New Lenox is a commuter train station along Metra's Rock Island District line in New Lenox, a southern suburb of Chicago, Illinois. The station is officially located on 300 North Church Street, and lies 34.0 mi away from LaSalle Street Station, the northern terminus of the line, however parking is available between Church Street and far northeast of Haven Avenue. It is also the penultimate station along the RID line before reaching the end of the line at Joliet Transportation Center.

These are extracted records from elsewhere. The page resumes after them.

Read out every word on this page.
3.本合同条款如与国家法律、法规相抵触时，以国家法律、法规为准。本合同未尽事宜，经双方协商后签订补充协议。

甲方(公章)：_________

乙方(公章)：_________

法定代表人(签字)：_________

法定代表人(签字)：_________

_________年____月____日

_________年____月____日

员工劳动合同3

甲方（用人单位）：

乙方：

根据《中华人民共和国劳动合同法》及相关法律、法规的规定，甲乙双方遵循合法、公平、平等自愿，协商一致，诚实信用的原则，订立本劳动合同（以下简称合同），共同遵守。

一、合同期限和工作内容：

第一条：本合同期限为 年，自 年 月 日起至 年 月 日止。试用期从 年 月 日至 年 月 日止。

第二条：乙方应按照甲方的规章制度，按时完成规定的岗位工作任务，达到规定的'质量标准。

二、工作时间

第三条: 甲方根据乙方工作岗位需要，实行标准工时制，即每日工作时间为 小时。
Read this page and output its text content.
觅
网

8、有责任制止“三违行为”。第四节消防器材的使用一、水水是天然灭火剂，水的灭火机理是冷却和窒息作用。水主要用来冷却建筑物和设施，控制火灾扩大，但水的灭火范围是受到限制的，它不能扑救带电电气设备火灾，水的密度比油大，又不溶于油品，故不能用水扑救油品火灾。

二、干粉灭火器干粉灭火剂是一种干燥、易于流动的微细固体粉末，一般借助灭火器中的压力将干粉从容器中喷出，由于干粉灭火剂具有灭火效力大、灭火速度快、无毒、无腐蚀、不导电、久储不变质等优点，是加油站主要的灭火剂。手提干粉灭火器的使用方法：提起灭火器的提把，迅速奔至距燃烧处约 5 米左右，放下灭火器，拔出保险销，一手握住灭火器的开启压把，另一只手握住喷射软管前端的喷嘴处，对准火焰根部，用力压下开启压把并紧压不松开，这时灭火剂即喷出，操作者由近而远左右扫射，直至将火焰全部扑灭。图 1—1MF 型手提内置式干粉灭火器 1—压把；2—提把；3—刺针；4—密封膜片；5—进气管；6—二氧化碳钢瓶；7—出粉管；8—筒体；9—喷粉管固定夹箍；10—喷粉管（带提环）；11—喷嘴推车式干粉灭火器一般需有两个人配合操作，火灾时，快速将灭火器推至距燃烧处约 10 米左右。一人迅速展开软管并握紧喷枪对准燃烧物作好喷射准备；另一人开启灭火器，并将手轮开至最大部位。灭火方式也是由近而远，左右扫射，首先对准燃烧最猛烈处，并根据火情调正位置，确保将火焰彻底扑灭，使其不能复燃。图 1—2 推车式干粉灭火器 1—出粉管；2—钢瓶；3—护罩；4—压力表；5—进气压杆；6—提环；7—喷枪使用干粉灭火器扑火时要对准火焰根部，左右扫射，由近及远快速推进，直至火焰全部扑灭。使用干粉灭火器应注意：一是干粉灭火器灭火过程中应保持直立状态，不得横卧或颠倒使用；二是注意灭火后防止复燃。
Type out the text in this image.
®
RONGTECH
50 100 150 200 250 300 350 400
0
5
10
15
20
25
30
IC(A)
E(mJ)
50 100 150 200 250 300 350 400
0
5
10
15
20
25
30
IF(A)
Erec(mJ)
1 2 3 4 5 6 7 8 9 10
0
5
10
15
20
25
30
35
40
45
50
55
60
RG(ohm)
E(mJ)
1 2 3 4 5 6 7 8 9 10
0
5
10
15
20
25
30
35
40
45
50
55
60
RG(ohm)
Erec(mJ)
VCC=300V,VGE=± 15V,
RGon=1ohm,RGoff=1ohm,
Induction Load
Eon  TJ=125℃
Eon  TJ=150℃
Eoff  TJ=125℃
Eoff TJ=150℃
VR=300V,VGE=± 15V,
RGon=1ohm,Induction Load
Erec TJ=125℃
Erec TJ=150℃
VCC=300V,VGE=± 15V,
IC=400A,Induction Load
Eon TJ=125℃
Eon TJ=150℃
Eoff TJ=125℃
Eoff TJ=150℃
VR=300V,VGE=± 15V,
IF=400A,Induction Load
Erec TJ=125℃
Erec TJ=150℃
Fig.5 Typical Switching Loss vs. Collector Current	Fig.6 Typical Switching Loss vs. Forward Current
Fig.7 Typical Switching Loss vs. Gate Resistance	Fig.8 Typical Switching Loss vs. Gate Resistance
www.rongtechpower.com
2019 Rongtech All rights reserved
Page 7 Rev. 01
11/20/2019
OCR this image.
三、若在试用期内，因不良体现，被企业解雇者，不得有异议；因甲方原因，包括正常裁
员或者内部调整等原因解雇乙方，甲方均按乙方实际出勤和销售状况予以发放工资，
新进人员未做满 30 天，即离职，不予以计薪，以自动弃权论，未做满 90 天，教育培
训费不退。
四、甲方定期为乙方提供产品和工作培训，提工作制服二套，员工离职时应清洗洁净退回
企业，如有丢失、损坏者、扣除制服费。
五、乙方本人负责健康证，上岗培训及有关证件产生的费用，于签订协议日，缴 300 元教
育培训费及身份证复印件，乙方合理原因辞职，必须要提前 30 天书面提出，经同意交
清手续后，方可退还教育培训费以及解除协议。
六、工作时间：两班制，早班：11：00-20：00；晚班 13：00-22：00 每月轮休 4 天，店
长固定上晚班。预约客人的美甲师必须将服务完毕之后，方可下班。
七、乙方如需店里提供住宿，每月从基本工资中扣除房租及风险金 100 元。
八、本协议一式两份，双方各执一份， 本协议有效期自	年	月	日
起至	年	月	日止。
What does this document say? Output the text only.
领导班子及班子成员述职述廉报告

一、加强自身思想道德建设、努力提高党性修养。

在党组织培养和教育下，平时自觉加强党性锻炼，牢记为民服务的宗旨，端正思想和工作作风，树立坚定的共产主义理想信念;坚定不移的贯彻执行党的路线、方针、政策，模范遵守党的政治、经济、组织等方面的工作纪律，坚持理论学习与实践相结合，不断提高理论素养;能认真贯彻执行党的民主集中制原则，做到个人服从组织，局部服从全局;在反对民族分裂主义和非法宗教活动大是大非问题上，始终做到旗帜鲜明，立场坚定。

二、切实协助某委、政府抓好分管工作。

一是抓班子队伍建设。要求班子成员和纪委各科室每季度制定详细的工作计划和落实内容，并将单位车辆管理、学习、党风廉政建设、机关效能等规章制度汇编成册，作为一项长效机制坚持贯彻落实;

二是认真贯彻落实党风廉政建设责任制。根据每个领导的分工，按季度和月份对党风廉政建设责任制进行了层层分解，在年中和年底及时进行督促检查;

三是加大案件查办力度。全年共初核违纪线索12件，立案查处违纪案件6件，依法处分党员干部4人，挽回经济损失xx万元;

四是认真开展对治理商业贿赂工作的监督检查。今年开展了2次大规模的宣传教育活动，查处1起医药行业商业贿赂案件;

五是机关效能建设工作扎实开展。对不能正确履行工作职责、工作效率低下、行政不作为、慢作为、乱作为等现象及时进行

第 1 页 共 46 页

In Metra's fare-based system, New Lenox station is in zone 4. As of 2018, New Lenox is the 49th busiest of Metra's 236 non-downtown stations, with an average of 1,046 weekday boardings.

As of 2022, New Lenox is served by 42 trains (21 in each direction) on weekdays, by 21 trains (10 inbound, 11 outbound) on Saturdays, and by 16 trains (eight in each direction) on Sundays and holidays. It is located just north of U.S. Route 30.

New Lenox station was originally built by the Chicago, Rock Island & Pacific Railroad in 1852 with a small wooden depot. In 1900, the station received a larger brick depot which stood for over a century until it was relocated in 2018 to make way for a new depot on the site. At that time, the 1900-vintage depot was moved 6 mi north by truck and now serves as a ticket office for a corn maze in Homer Glen.

The station is also west of a bridge that carries a former Wabash Railroad line which now serves as Metra's SouthWest Service line. A new station was built for that line at in 2006. There are no convenient transfers between these two stations. Like Laraway Road station, no bus connections are currently available at New Lenox.

==Tracks==
There are two tracks at New Lenox. Trains from Chicago run on track 2 (the north track) and trains to Chicago run on track 1 (the south track.)